Last Updated Apr 6, 2018 at 12:21 pm PDT

(iStock Photo)

Wages in BC up six per cent year over year, says StatsCan

'I think what we're in for is a little bit slower employment growth, but low unemployment rates,' says economist

VANCOUVER (NEWS 1130) – It’s a tight labour market, and that means many companies in BC are now offering more money in a bid to attract and retain workers.

Wages in this province are up six per cent year over year, according to Statistics Canada’s March figures. In comparison, they only went up 1.5 per cent in March, 2017.

Construction is one of those industries where it seems firms are willing to pay higher than usual in order to get the workers needed to complete projects.

But Cissy Pau with Clear HR Consulting says pay is up in most sectors. “I want to say, from our clients, it’s kind of across the board. We are seeing it a bit in tech. We’re seeing it in middle management — in professional-level positions, for sure.”

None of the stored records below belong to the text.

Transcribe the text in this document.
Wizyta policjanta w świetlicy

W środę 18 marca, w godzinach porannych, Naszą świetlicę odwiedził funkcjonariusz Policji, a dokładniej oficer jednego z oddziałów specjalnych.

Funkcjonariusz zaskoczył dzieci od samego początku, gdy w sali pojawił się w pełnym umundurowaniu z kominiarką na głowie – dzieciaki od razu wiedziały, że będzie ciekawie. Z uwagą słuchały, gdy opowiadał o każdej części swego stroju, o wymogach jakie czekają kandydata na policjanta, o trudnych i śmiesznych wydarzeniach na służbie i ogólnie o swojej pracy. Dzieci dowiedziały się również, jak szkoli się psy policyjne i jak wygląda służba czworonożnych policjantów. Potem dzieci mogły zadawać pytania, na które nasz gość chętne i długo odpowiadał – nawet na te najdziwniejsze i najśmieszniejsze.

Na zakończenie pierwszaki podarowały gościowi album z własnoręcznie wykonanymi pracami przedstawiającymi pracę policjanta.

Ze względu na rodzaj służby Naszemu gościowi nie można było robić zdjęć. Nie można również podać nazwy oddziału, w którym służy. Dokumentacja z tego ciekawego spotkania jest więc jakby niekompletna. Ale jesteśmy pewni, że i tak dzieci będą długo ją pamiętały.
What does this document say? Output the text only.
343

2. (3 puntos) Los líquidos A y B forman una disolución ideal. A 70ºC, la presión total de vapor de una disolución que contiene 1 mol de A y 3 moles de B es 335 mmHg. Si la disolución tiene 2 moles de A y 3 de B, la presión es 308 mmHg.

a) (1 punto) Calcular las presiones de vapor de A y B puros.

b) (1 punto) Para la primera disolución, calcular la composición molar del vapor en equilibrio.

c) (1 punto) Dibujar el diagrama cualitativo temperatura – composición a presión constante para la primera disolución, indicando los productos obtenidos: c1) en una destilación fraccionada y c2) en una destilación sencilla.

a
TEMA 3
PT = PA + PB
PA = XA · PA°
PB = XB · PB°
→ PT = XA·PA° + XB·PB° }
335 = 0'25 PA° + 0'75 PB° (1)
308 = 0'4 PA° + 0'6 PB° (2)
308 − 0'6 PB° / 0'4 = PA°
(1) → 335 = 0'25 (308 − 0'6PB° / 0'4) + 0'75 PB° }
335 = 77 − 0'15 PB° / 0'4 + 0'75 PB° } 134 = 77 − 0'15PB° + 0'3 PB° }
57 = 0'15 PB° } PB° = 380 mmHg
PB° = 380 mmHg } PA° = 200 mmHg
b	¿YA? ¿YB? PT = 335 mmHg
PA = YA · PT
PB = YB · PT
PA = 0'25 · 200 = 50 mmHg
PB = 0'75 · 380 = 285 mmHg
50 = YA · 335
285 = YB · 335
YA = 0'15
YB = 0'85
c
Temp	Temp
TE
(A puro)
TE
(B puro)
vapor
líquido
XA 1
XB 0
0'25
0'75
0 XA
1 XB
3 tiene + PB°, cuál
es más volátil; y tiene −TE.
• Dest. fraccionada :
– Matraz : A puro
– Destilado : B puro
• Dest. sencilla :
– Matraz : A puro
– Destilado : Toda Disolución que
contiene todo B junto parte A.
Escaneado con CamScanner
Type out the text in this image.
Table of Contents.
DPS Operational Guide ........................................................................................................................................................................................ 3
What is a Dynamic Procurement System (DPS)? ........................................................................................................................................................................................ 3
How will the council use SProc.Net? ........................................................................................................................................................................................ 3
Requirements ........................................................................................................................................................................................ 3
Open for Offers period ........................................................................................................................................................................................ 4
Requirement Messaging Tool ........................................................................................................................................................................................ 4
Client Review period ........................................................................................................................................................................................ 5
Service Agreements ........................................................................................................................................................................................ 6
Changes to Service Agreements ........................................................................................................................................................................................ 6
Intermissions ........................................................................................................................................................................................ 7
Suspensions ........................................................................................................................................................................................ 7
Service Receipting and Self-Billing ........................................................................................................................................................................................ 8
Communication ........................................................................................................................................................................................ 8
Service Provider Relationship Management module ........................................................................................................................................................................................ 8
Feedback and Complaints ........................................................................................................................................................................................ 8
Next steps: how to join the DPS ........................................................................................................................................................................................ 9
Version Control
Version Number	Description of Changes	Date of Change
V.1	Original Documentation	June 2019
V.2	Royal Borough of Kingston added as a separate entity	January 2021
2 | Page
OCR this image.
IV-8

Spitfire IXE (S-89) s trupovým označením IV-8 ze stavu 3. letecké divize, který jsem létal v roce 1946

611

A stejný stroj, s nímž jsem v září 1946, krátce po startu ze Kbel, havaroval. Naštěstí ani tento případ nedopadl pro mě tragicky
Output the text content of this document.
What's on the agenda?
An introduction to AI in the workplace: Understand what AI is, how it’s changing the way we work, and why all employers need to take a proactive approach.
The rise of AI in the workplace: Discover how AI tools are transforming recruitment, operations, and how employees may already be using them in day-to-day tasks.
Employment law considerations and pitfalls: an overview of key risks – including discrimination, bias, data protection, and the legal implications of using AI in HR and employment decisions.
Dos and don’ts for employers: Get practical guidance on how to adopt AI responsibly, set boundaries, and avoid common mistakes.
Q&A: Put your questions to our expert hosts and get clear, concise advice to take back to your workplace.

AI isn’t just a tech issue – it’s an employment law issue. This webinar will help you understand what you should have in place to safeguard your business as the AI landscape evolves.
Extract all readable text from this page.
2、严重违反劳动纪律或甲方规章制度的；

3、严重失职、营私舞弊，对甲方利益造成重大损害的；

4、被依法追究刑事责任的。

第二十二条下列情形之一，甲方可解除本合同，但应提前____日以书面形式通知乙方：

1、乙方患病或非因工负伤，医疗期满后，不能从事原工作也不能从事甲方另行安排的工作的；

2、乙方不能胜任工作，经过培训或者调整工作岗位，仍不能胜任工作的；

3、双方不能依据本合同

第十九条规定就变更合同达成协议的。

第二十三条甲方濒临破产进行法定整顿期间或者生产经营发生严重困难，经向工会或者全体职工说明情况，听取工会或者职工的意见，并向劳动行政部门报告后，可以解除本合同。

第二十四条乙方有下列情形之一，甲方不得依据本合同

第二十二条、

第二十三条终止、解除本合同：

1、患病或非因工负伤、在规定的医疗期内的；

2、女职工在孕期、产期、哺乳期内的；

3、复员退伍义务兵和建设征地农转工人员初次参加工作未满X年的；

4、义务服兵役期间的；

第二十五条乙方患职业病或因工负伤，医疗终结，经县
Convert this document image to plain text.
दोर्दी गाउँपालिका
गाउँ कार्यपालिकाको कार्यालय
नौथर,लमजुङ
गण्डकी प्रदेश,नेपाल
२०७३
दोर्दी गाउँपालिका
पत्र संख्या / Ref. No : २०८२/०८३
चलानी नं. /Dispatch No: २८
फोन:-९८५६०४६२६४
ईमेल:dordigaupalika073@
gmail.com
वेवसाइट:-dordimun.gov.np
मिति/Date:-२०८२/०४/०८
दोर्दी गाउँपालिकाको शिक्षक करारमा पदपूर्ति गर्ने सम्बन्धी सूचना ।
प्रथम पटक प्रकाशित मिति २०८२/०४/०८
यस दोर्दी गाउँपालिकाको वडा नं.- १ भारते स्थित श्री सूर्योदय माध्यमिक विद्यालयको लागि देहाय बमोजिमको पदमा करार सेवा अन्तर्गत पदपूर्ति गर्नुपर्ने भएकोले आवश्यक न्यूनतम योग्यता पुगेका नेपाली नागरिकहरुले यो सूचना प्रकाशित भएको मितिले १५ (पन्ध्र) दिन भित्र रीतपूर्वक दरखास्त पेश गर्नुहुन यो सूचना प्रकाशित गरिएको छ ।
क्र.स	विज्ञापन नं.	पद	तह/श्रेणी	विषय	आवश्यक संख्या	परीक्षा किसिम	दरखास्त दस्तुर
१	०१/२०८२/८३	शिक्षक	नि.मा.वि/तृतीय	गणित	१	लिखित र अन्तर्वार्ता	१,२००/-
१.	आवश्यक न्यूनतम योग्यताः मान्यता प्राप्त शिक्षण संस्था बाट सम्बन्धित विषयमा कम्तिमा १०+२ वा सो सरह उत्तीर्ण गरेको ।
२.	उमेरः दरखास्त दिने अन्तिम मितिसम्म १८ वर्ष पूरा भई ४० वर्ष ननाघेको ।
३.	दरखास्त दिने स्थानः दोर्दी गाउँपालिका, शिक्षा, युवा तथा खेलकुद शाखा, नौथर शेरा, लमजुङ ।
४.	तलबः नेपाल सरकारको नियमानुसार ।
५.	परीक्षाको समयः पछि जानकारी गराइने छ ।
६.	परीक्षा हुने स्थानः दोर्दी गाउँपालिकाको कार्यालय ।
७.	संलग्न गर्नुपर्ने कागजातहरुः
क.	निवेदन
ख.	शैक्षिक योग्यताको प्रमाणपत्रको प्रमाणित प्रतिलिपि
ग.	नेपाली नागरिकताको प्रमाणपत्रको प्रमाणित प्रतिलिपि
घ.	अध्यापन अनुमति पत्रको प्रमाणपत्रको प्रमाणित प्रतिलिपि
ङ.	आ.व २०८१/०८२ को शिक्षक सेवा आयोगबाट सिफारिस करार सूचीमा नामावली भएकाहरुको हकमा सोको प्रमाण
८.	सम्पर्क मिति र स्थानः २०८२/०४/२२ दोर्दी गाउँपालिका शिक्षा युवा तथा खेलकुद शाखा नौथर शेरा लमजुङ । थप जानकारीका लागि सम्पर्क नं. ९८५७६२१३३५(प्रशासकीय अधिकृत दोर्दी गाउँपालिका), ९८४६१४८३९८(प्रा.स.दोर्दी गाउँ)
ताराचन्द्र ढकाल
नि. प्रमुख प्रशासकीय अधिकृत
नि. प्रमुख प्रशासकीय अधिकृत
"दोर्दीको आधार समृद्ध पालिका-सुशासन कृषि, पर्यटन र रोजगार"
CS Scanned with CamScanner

“We’re certainly seeing it with our clients, in terms of their base salaries for their positions. [They’re] creeping up a little bit. We’ve just gone past the new year and we’ve had clients looking at salary increases,” she adds.

Pau says this is also pushing employers to get creative with perks and other incentives.

“If you can’t compete on cash, what we often talk to our clients about, is what else can you offer? Is it the work environment, is it the job opportunities, is it what you do in the community,” says Pau. “What else can you offer that makes your position or your company a compelling place to work?”

(Source: gov.bc.ca)


Economist Bryan Yu with Central 1 Credit Union expects this trend will continue, given strong employment figures in other parts of the country.

“What we have with B.C. is wage growth in the four per cent range over the next few years,” says Yu of Central 1’s projections. “I just don’t see a lot of supply coming in on the labour side right now. We have improving economic conditions in other provinces, so that’s going to constrain some of the interprovincial employment flows into BC.

“We already have high participation rates, so I think what we’re in for is slower employment growth, but low unemployment rates.”

He tells us this situation will likely pose challenges for employers.

“They’re going to have to find workers, find labour. They’re going to have to pay more — that’s what we’re seeing in the wage numbers. And if they can’t, it’s going to be a question of how they improve capital efficiency and ensuring that they’re able to have more productive workers — either investing in new machines, equipment, software, whatever the case may be — to help drive some of their sales a little bit more in the future.”